The main advantage of knowing these variants, notes Viéitez, “is that we can predict what toxicity a certain treatment will have the patient and, in case the analyzed variants indicate that it can develop severe adverse effects, we can opt for another treatment scheme ”In addition, he continues,“ in those cases in which there is no therapeutic alternative, in that treatment the dose can be adjusted and the follow-up of the patient can be adapted ”.
What allows this type of approach is “to advance in the so-called precision medicine allowing to know a priori what the patient's clinical behavior will be and avoiding, as far as possible, the development of additional adverse effects,” says Moreno.
Blood sample
To carry out the results, a simple blood sample is only necessary before starting the treatment just after confirming the diagnosis and before starting a pharmacological treatment. “It can be done at any time during the process and, in fact, the European Society of Medical Oncology (ESMO) recommends performing these types of determinations in case of unexpected toxicity with certain drugs such as 5fu. ” However, García clarifies, “the ideal is to use this platform preventively to customize the treatment from the beginning.”

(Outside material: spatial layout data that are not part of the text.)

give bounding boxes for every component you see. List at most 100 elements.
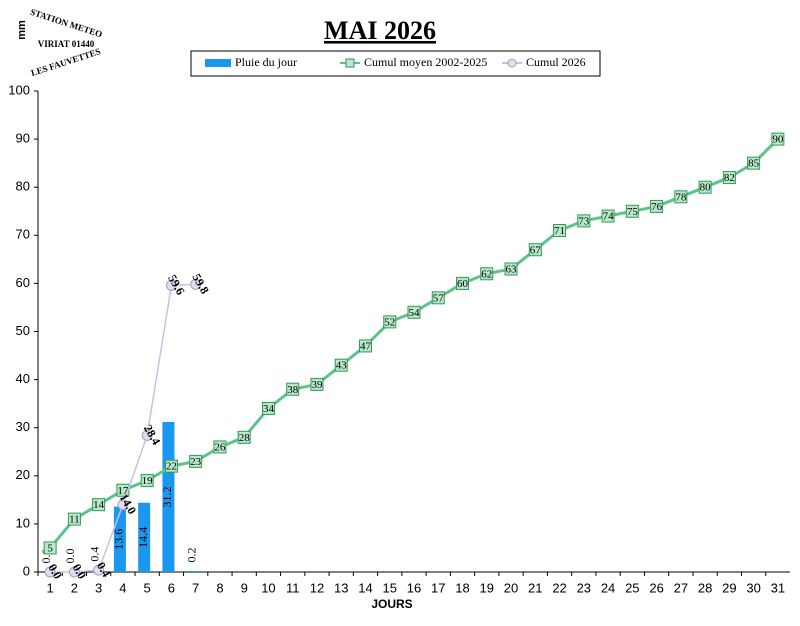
marker bbox=[625, 204, 639, 218]
x-tick-label: 25 bbox=[625, 580, 639, 595]
data-label: 73 bbox=[578, 215, 590, 227]
x-tick-label: 15 bbox=[383, 580, 397, 595]
data-label: 26 bbox=[214, 441, 226, 453]
x-tick-label: 10 bbox=[261, 580, 275, 595]
data-label: 34 bbox=[263, 403, 275, 415]
data-label: 54 bbox=[409, 307, 421, 319]
x-tick-label: 26 bbox=[649, 580, 663, 595]
x-tick-label: 21 bbox=[528, 580, 542, 595]
y-tick-label: 40 bbox=[16, 371, 30, 386]
marker bbox=[237, 430, 251, 444]
data-label: 11 bbox=[69, 514, 80, 526]
logo-text: STATION METEO bbox=[29, 7, 103, 40]
data-label: 0.4 bbox=[94, 559, 114, 579]
marker bbox=[480, 267, 494, 281]
x-tick-label: 6 bbox=[168, 580, 175, 595]
marker bbox=[383, 315, 397, 329]
legend-marker bbox=[507, 58, 517, 68]
x-tick-label: 16 bbox=[407, 580, 421, 595]
legend-marker bbox=[345, 58, 355, 68]
data-label: 75 bbox=[627, 206, 639, 218]
data-label: 90 bbox=[772, 134, 784, 146]
x-tick-label: 20 bbox=[504, 580, 518, 595]
data-label: 57 bbox=[433, 292, 445, 304]
data-label: 71 bbox=[554, 225, 565, 237]
marker bbox=[68, 566, 80, 578]
data-label: 80 bbox=[700, 182, 712, 194]
data-label: 0.0 bbox=[45, 561, 65, 581]
marker bbox=[674, 190, 688, 204]
data-label: 74 bbox=[603, 211, 615, 223]
logo: STATION METEO VIRIAT 01440 LES FAUVETTES bbox=[29, 7, 103, 78]
bar bbox=[186, 571, 199, 572]
x-tick-label: 2 bbox=[71, 580, 78, 595]
data-label: 14.4 bbox=[136, 527, 150, 548]
data-label: 76 bbox=[651, 201, 663, 213]
x-tick-label: 7 bbox=[192, 580, 199, 595]
x-tick-label: 18 bbox=[455, 580, 469, 595]
data-label: 60 bbox=[457, 278, 469, 290]
legend-label: Cumul 2026 bbox=[526, 55, 586, 69]
marker bbox=[165, 279, 177, 291]
marker bbox=[189, 454, 203, 468]
legend-label: Pluie du jour bbox=[235, 55, 297, 69]
x-tick-label: 19 bbox=[480, 580, 494, 595]
marker bbox=[164, 459, 178, 473]
marker bbox=[407, 305, 421, 319]
data-label: 78 bbox=[675, 191, 687, 203]
marker bbox=[771, 132, 785, 146]
data-label: 85 bbox=[748, 158, 760, 170]
marker bbox=[601, 209, 615, 223]
x-tick-label: 4 bbox=[119, 580, 126, 595]
y-tick-label: 30 bbox=[16, 419, 30, 434]
data-label: 0.2 bbox=[184, 548, 198, 563]
marker bbox=[116, 483, 130, 497]
marker bbox=[358, 339, 372, 353]
data-label: 17 bbox=[117, 485, 129, 497]
marker bbox=[117, 499, 129, 511]
data-label: 14 bbox=[93, 499, 105, 511]
y-tick-label: 20 bbox=[16, 467, 30, 482]
chart-title: MAI 2026 bbox=[324, 16, 436, 45]
y-tick-label: 0 bbox=[23, 563, 30, 578]
data-label: 43 bbox=[336, 360, 348, 372]
x-tick-label: 22 bbox=[552, 580, 566, 595]
x-tick-label: 24 bbox=[601, 580, 615, 595]
bar bbox=[138, 502, 151, 572]
marker bbox=[44, 566, 56, 578]
data-label: 39 bbox=[311, 379, 323, 391]
y-tick-label: 70 bbox=[16, 227, 30, 242]
marker bbox=[190, 278, 202, 290]
legend-swatch bbox=[205, 59, 231, 67]
data-label: 31.2 bbox=[160, 486, 174, 507]
x-tick-label: 23 bbox=[577, 580, 591, 595]
data-label: 67 bbox=[530, 244, 542, 256]
marker bbox=[698, 180, 712, 194]
logo-text: VIRIAT 01440 bbox=[38, 39, 95, 49]
x-tick-label: 27 bbox=[674, 580, 688, 595]
x-tick-label: 13 bbox=[334, 580, 348, 595]
y-tick-label: 100 bbox=[8, 82, 30, 97]
data-label: 47 bbox=[360, 340, 372, 352]
marker bbox=[286, 382, 300, 396]
legend-box bbox=[190, 50, 601, 77]
data-label: 0.0 bbox=[63, 549, 77, 564]
data-label: 59.8 bbox=[189, 271, 212, 296]
x-tick-label: 3 bbox=[95, 580, 102, 595]
x-tick-label: 29 bbox=[722, 580, 736, 595]
y-tick-label: 50 bbox=[16, 323, 30, 338]
marker bbox=[43, 541, 57, 555]
y-tick-label: 80 bbox=[16, 179, 30, 194]
x-tick-label: 14 bbox=[358, 580, 372, 595]
y-tick-label: 60 bbox=[16, 275, 30, 290]
x-tick-label: 28 bbox=[698, 580, 712, 595]
marker bbox=[528, 243, 542, 257]
marker bbox=[553, 223, 567, 237]
marker bbox=[141, 429, 153, 441]
logo-text: LES FAUVETTES bbox=[30, 46, 102, 78]
marker bbox=[213, 440, 227, 454]
x-tick-label: 12 bbox=[310, 580, 324, 595]
y-tick-label: 90 bbox=[16, 131, 30, 146]
data-label: 22 bbox=[166, 461, 177, 473]
marker bbox=[93, 564, 105, 576]
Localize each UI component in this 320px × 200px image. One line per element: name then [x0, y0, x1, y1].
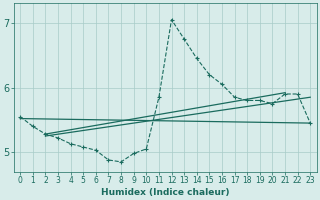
X-axis label: Humidex (Indice chaleur): Humidex (Indice chaleur) — [101, 188, 229, 197]
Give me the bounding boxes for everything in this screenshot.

At the moment, the response to conventional chemotherapy is essentially contemplated because it is where there is more documentation and scientific and clinical evidence, but the idea is to expand and update this platform as the research progresses in the future. “This knowledge about the toxicity or not of the cancer treatment has been acquired with the experience and the course of time and, in the case of targeted therapies or immunotherapy, there is still no such temporary route that allows us to accumulate the number of sufficient evidence ”, emphasizes the specialist.
The announcement of the development and implementation of the new platform was made on the occasion of the commemoration, on September 24, of World Research Day.